Ex-Seahawks coach Pete Carroll planning return to USC — as a teacher


Pete Carroll is returning to the place where he became a college football icon. But Carroll’s second stint with the USC Trojans will not be as a coach.

Carroll is aiming to teach a course at USC in the spring, he told a local Seattle radio station Tuesday. Carroll, whose 14-year tenure as Seattle Seahawks head coach ended in January, said he is “looking forward” to the new opportunity.

“It’s gonna be a really exciting endeavor when it’s all finalized,” Carroll said.

After being fired by the New England Patriots in 1999, Carroll revived his coaching career in Los Angeles after arriving at USC in 2001, restoring the Trojans to the top of college football during his nine years there.

The Trojans won seven Pac-12 championships and have claimed two national titles from Carroll’s tenure there, including a win in the BCS National Championship Game after the 2004 season. Three players — quarterbacks Carson Palmer and Matt Leinart, and running back Reggie Bush — won the Heisman Trophy under Carroll.

Carroll then went on to coach the Seahawks, winning Seattle’s first and only Super Bowl title after the 2013 season. The Seahawks reached the playoffs 10 times in Carroll’s tenure, highlighted by back-to-back NFC Championships in 2013 and 2014. Though Carroll still expressed a desire to continue coaching, the Seahawks moved him to an advisory role in January and hired former Baltimore Ravens defensive coordinator Mike Macdonald to replace him as head coach.

Carroll does not appear set to have any involvement with the current USC football team under head coach Lincoln Riley as the school moves to the Big Ten conference. Carroll said Tuesday that he is doing some consulting for teams “outside of football” but refused to go into details. He also recently visited U.S. military troops at a base in Kuwait.

“I’m doing just fine,” said the 72-year-old Carroll. “There’s a lot of things going on that I’m excited about.”

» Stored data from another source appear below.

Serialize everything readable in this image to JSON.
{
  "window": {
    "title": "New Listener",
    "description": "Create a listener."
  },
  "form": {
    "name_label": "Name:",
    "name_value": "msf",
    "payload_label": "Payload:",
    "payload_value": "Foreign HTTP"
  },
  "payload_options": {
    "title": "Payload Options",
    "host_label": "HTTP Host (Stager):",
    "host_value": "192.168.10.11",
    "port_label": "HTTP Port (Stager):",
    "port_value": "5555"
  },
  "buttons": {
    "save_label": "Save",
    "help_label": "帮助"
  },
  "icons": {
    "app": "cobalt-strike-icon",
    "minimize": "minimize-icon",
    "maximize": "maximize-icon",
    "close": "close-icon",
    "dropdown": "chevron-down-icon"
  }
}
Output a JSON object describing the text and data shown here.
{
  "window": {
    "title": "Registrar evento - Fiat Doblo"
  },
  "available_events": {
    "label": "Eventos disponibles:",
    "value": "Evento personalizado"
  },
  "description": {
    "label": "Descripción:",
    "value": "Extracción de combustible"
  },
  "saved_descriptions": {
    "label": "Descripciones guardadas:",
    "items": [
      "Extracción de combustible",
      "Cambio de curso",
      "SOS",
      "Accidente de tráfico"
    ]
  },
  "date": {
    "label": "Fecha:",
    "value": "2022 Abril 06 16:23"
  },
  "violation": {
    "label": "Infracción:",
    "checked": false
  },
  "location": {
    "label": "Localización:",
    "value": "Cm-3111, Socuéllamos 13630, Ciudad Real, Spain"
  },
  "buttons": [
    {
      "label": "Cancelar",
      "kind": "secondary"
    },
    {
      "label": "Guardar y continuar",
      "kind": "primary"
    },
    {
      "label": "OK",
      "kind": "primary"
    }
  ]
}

However, Carroll said he hasn’t had much contact with the new Seahawks coaching staff outside of a brief chance encounter with Macdonald in the parking lot of the team facility. 

“I have not had much to do with them in any way,” Carroll said. “I’m just watching the games a little bit when I see them on TV. I’m not paying much attention to it; it just feels like the right thing to do to let them go. I don’t really have any opinion [on the new Seahawks coaches] other than I know they’re really hard-working and it’s a really smart group of guys. They have a good group around them to build on. …. I’m purposefully staying away from it and not visiting with them at all.”

Carroll is also not formally involved with the new Washington Huskies coaching staff, which includes his son, Brennan Carroll, as offensive coordinator. 

“There’s no role there but being a friend to [head coach] Jedd [Fisch] and a dad to Brennan,” Carroll said.

Brennan Carroll is not the only son of a famous coach on Fisch’s Washington staff, as the defensive coordinator is Steve Belichick, son of the former Patriots coach. Bill Belichick has been seen around Washington’s practices and has made his desire clear to return as an NFL head coach next season. When Carroll was asked by former Seahawks wide receiver Doug Baldwin on the radio show whether he would like to continue coaching, he demurred.

“I could coach tomorrow,” Carroll said. “I’m physically in the best shape I’ve been in in a long time. I’m ready to do all the activities that I’m doing and feeling really good about it. … I’m not desiring it at this point. This isn’t the coaching season. We’ll see what happens. I’m not really waiting on it at all. I’m going ahead. 

“If it’s been 40-something years, 48 years or whatever coaching, and that’s it, I’ll feel OK about that.”